This piece was created in collaboration with the Chicago Council on Global Affairs. Karen Weigert is a senior fellow on global cities at the Chicago Council. She served as the First Chief Sustainability Officer of the City of Chicago from 2011 to 2016. She is on Twitter @KarenRWeigert. All views are the author's own.
The Obama administration’s stalled effort to regulate carbon emissions from power plants, the Clean Power Plan, was back before the courts on Tuesday. Even if it survives the process, the Clean Power Plan and the United States may miss a chance to catch up with China, which is building a transformative platform set to dominate global carbon markets.
In 2014 the United States and China made a bilateral announcement on their commitments to carbon reduction, paving the way for the Paris Agreement. The Clean Power Plan anchors the U.S. commitment, with a goal to reduce carbon from the electricity sector 32 percent by 2030.
Thirty-two percent may seem daunting, but a shift from coal to natural gas and renewables has already pushed carbon emissions down 21 percent from baseline 2005 levels. PJM Interconnection, one of the nation’s largest operators of the electrical grid, analyzed the Plan and concluded it can accommodate the effort with no impact to reliability and minimal impact to price. States are obliged comply with the Clean Power Plan individually, and the majority are on track to meet the first targets in 2022.
While this is good news for carbon emissions now, it raises questions for the long term. If states believe they can meet their goals independently, they may not build interstate mechanisms for trading emissions credits. Creating a national platform for emissions credit trading is what could put a national price on carbon and eventually transition the United States beyond fossil fuels.
In contrast to the Unites States, China is actively creating a national market for trading carbon emissions. After piloting carbon markets in seven different cities and regions, China is poised to launch its national cap-and-trade system in the next few months.
China’s carbon market will soon be the largest in the world, with potential for global growth. Not only will China use this market to meet its Paris Agreement pledge, it may be positioned to partner with approximately 90 other countries that included a price on carbon in their Paris commitments.
Is it too late for the United States?
The state-led Clean Power Plan does provide a way in. California, the first state to release a draft of its implementation plan, will use its existing cap-and-trade system to meet its goals. Other states, in drafting their plans, could also ensure their approaches are “trading ready.” Even stronger, they could collaborate to join existing trading systems like California’s, or that of the nine eastern states that participate in the Regional Greenhouse Gas Initiative.

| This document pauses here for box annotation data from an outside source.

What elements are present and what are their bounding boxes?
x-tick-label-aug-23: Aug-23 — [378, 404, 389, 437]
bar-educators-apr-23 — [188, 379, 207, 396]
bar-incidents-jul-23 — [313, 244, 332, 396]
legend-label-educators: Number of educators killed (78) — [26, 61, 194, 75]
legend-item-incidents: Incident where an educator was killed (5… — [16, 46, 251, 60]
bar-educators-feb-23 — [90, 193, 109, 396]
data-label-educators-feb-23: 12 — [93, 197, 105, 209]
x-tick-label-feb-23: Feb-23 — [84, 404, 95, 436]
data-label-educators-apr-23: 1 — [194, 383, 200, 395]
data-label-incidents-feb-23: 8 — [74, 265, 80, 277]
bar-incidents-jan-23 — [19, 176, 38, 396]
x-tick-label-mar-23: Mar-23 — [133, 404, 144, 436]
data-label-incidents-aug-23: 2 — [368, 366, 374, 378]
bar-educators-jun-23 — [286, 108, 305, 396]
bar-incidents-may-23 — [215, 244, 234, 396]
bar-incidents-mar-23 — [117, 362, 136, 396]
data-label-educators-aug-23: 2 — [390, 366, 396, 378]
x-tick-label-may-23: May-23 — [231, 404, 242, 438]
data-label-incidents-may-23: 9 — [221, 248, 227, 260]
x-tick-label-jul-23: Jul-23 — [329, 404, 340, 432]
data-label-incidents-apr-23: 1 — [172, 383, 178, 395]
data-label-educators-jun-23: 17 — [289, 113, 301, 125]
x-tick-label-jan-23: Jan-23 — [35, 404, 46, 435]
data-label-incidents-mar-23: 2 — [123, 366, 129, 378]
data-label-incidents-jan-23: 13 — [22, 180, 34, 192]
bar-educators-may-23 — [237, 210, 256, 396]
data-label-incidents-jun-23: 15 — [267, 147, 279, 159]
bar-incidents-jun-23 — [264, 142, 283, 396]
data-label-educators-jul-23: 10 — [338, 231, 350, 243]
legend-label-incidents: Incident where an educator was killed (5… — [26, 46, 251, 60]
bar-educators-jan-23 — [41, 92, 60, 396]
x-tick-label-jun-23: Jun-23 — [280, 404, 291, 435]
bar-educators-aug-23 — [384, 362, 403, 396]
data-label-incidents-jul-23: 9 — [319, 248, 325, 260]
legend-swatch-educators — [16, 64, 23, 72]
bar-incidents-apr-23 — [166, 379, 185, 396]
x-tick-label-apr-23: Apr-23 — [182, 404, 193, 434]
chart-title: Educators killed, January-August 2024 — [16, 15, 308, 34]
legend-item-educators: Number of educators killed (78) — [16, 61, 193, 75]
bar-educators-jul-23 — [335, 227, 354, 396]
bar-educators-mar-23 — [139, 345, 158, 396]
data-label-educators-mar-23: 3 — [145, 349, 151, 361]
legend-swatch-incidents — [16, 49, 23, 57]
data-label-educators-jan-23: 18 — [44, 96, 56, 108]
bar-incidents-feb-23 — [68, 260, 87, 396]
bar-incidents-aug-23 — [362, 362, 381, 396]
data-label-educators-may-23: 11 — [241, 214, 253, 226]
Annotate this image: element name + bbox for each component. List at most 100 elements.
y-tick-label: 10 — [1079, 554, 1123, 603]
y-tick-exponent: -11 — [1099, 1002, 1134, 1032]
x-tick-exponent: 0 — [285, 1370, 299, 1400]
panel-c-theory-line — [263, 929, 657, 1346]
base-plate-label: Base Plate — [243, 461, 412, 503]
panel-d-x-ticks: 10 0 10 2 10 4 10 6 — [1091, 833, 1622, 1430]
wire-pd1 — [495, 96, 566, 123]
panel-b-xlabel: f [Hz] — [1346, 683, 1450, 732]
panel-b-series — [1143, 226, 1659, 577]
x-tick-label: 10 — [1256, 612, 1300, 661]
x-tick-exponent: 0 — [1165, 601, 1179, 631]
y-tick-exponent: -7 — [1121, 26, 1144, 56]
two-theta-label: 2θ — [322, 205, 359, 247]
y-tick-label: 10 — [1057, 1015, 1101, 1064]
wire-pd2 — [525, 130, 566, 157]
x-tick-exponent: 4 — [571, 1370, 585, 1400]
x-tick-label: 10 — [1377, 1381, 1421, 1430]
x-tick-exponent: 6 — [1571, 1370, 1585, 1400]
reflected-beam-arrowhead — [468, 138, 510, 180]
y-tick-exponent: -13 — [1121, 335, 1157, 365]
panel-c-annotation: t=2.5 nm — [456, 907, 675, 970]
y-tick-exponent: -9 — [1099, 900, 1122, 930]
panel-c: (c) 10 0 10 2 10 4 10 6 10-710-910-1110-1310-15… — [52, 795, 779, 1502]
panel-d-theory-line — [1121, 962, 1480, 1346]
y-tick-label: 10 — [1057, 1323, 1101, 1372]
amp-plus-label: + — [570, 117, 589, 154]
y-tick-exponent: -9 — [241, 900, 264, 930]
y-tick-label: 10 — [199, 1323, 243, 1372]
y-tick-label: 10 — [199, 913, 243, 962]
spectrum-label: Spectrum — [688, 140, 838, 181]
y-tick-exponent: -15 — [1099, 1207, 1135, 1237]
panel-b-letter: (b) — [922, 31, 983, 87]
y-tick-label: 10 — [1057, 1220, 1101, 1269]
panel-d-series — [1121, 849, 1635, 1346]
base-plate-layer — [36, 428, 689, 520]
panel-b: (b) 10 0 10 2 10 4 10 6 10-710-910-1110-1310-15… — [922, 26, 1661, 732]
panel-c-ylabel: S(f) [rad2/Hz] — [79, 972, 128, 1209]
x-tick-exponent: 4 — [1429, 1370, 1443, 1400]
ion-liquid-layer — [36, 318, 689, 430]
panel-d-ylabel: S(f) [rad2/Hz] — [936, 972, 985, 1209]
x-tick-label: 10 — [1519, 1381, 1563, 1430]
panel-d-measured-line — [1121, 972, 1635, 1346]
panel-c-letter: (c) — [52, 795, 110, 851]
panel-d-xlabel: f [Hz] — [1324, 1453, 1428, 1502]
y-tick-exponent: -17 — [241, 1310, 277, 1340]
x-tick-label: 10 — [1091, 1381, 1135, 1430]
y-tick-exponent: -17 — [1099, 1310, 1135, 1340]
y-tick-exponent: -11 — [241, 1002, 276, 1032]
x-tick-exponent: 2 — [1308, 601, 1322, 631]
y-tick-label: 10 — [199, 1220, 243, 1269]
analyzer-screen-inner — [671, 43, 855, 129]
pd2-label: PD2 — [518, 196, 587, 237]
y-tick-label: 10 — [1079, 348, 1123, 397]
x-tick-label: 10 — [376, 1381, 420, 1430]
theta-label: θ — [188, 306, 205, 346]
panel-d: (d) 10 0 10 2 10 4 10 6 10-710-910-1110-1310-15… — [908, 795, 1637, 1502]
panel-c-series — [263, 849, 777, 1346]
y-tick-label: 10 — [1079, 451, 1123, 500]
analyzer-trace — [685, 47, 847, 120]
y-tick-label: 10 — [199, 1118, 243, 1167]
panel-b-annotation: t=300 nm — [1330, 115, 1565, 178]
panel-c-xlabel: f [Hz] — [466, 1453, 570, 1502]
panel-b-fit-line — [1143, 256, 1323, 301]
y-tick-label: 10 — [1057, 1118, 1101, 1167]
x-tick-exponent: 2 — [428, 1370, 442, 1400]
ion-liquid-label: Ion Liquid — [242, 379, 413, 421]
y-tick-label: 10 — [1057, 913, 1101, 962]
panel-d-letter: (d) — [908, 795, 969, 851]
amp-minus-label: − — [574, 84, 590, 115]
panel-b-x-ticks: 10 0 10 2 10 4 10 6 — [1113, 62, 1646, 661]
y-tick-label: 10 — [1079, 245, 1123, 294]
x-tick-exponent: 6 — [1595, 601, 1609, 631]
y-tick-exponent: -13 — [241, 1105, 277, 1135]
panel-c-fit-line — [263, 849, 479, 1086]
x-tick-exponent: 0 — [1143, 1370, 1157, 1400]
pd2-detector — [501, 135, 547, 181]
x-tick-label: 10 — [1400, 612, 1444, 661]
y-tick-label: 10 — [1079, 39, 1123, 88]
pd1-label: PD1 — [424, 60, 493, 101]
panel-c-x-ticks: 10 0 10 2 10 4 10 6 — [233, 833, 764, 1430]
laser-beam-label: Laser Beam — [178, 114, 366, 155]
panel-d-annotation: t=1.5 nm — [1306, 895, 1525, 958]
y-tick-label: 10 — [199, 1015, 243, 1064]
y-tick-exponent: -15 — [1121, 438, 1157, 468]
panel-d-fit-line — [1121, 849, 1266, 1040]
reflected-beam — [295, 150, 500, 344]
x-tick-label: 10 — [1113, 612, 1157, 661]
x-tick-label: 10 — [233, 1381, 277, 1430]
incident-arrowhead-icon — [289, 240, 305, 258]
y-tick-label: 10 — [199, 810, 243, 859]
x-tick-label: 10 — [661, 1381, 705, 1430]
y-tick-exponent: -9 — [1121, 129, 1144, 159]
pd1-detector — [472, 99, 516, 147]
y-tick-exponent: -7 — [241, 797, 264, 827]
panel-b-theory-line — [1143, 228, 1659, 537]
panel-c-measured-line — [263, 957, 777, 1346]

Beyond the Clean Power Plan, the absence of a national platform and policy creates an ambiguous planning environment. Increasingly, companies are taking matters into their own hands. The latest data from CDP (formerly the Carbon Disclosure Project) shows over 500 companies globally had an internal price on greenhouse gas emissions in 2016, a 19 percent increase over 2015. Almost 700 more say they are planning to use one in the next two years.
The core of the Clean Power Plan is the argument that carbon is a pollutant, one that needs to be regulated and reduced. Countries and companies increasingly agree. The question is whether the United States can use tools like the Clean Power Plan to play a meaningful role in the global markets that result.